Interpretations of house plans from Sha'ar HaGolan, communal installations at Munhata, and figurine assemblages have been compared to social reconstructions at Çatalhöyük, Beidha, and 'Ain Ghazal, and debated in literature from the Institute of Archaeology (Hebrew University) and the British Museum. Mortuary and ritual practices inferred from burials and symbolic artifacts have been framed using analogies to discoveries at Jericho, Tell Brak, and Göbekli Tepe, while gender and craft specialization discussions reference studies of figurines in the collections of the Israel Museum, the British Museum, and the Metropolitan Museum of Art. Community-scale organization models draw on ethnographic parallels developed by scholars associated with the University of Cambridge, the University of Chicago, and University College London.

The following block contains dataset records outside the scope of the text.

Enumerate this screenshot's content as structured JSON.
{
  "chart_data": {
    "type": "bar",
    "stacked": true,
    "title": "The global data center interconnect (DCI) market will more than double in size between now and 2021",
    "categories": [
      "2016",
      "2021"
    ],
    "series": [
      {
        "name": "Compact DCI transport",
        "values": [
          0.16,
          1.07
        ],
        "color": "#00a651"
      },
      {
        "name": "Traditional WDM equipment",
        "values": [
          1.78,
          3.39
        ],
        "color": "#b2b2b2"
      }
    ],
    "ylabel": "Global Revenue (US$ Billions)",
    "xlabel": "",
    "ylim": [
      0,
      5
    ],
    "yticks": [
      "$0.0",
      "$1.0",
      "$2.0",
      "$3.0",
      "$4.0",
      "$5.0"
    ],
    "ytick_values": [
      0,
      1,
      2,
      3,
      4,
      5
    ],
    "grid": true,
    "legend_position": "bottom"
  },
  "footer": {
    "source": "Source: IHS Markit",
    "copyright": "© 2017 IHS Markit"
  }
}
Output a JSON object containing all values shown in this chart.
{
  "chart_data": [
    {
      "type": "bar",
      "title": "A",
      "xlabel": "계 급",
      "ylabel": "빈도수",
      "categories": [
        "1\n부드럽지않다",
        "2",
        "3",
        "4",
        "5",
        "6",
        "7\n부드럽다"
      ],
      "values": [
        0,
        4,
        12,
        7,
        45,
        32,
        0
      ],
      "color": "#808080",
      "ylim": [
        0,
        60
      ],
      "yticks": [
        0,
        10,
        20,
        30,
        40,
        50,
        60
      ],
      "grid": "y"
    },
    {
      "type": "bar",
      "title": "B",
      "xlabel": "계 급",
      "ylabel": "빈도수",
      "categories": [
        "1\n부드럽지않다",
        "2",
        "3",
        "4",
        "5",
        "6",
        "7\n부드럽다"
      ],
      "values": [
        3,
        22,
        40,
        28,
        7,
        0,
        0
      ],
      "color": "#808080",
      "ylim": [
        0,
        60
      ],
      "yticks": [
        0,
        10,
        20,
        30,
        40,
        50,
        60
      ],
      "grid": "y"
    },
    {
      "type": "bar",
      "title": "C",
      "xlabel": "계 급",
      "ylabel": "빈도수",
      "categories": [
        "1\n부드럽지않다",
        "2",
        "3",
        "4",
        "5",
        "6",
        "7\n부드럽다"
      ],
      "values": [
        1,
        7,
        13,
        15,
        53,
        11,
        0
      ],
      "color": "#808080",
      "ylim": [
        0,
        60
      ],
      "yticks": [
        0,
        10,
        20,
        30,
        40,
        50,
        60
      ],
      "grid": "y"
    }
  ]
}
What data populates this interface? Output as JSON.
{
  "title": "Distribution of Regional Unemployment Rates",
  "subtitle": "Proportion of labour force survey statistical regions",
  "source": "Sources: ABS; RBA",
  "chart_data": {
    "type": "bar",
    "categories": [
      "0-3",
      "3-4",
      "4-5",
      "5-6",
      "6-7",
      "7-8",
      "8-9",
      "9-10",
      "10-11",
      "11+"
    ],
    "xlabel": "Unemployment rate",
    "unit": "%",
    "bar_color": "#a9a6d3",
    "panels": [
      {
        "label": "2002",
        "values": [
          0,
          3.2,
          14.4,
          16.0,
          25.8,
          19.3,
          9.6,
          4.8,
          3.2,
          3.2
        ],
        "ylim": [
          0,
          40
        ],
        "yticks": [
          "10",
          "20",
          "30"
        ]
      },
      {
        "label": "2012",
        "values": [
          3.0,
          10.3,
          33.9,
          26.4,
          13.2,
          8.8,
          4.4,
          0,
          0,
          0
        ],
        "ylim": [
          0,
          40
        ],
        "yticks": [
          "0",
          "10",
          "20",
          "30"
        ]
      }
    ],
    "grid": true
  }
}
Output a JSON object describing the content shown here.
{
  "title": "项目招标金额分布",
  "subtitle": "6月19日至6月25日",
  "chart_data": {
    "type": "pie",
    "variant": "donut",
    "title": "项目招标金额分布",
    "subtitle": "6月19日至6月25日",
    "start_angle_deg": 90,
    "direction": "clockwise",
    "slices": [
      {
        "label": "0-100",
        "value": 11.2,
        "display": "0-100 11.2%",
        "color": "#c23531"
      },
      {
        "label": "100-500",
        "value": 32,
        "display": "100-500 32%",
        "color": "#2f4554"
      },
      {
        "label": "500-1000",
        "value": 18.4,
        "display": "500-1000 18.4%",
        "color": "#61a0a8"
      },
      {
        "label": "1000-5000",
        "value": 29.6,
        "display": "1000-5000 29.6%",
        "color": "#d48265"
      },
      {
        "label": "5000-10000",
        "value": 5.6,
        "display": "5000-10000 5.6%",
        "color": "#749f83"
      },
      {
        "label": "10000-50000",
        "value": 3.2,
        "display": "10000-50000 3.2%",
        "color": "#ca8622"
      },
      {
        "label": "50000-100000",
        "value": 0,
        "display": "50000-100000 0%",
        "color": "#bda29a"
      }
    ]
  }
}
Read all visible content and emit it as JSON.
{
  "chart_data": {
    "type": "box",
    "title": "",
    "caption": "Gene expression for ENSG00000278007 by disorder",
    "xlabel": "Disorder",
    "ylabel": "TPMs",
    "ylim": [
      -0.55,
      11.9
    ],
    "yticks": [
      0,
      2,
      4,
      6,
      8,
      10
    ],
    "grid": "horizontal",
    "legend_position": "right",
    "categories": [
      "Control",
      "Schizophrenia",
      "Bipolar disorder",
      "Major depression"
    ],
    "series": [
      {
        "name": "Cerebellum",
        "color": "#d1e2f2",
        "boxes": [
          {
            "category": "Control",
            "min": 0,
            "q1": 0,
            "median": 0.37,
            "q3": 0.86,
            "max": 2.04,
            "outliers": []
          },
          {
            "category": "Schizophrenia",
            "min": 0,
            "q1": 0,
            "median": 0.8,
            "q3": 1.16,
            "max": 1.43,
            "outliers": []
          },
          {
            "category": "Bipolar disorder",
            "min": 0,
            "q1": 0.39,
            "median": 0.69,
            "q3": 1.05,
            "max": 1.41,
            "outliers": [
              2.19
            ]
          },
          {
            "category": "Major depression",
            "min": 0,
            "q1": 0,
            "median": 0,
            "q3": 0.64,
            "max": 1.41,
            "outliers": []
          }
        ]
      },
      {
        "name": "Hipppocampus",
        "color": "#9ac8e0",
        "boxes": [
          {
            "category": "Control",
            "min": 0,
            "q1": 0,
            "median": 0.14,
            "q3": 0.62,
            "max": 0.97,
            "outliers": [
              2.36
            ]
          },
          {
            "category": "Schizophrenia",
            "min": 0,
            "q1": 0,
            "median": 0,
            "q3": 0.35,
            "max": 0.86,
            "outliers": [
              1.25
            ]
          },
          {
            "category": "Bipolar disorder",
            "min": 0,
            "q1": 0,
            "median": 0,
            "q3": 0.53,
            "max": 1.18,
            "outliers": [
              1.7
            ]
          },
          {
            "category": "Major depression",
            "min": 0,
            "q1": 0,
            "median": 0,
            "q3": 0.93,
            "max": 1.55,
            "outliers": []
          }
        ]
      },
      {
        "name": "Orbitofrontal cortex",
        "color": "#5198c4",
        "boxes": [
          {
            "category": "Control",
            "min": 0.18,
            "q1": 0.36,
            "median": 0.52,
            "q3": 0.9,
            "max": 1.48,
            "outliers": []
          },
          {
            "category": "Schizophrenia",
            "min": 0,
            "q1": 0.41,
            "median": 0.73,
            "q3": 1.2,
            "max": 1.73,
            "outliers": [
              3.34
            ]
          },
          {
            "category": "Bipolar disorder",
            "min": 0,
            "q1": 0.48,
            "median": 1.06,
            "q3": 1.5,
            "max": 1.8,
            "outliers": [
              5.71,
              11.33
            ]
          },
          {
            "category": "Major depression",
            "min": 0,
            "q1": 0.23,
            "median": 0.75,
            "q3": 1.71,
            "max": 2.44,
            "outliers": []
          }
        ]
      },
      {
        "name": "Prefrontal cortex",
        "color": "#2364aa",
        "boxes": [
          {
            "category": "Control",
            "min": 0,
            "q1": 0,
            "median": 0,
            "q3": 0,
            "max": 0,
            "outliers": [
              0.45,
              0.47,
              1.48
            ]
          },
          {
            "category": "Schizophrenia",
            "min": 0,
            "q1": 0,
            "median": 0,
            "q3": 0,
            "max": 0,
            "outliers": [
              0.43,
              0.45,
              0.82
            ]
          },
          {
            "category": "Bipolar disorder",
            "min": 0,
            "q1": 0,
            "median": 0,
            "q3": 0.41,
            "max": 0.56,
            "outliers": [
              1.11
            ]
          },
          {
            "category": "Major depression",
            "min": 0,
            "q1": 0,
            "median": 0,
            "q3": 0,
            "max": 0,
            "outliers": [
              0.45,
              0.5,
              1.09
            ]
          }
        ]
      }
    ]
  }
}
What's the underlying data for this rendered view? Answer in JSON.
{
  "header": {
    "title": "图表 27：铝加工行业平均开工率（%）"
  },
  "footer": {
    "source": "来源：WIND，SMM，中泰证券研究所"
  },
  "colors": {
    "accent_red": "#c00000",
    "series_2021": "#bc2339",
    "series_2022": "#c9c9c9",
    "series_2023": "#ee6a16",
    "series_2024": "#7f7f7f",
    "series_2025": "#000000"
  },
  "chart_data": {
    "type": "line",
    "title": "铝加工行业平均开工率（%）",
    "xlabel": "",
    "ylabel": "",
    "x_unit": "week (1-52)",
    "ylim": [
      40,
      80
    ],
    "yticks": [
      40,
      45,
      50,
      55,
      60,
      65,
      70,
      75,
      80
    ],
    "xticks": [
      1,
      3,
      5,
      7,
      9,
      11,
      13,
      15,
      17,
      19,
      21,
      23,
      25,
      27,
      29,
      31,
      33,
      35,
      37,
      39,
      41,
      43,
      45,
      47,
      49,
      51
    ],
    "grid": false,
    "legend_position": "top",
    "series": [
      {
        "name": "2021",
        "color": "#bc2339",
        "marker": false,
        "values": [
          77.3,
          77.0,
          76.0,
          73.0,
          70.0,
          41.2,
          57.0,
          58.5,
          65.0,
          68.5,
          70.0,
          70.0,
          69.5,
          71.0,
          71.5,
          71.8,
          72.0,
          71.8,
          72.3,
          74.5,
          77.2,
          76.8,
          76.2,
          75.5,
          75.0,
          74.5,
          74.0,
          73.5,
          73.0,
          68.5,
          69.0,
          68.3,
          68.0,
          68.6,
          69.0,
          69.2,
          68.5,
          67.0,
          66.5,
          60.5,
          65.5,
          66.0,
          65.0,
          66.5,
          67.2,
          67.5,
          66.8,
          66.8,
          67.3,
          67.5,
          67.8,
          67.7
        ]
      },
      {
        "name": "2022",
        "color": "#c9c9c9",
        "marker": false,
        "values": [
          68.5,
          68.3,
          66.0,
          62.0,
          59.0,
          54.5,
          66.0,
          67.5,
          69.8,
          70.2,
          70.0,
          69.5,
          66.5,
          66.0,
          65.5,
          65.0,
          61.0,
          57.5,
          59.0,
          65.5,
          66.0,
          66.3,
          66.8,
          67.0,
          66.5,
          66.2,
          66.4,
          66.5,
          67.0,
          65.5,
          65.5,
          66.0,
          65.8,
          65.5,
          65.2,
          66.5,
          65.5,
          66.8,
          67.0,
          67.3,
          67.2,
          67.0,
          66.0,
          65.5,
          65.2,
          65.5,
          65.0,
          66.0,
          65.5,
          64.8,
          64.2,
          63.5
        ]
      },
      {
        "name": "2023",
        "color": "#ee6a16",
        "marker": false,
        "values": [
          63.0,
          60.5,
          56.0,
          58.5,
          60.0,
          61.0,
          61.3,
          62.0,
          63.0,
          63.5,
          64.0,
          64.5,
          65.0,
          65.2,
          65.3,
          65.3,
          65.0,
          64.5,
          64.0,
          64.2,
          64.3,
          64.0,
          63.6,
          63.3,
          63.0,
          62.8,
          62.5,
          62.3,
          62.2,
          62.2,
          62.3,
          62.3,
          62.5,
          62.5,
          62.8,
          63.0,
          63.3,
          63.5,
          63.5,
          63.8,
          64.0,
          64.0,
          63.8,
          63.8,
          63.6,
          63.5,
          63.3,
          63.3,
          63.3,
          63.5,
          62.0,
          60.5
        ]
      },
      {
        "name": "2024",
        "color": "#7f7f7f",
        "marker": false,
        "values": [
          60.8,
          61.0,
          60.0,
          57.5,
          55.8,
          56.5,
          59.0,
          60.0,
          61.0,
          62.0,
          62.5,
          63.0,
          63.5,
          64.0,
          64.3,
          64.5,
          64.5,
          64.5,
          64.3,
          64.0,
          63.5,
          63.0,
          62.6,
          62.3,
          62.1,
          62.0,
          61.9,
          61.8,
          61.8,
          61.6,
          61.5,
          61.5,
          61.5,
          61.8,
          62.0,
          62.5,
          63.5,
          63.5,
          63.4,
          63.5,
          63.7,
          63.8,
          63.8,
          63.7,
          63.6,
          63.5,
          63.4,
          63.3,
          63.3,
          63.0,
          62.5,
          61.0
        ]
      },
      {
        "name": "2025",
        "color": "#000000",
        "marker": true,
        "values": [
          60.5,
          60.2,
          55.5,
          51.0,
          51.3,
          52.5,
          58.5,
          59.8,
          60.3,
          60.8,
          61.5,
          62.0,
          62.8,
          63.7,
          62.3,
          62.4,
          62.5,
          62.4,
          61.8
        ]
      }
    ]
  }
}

Major excavations at Sha'ar HaGolan were conducted by teams led by figures affiliated with the Hebrew University of Jerusalem, Tel Aviv University, and the Israel Antiquities Authority, with earlier surveys by the British School of Archaeology in Jerusalem. Methodological approaches include stratigraphic excavation influenced by Kathleen Kenyon, radiocarbon dating coordinated with laboratories at the Weizmann Institute and Oxford Radiocarbon Accelerator, and GIS and remote sensing techniques applied by researchers from the University of Haifa and the Open University. Conservation and curation of Yarmukian finds involve partnerships with the Israel Museum, the British Museum, and the Palestinian Museum, while ongoing scholarship appears in journals published by the American Schools of Oriental Research, Cambridge University Press, and the Israel Exploration Society.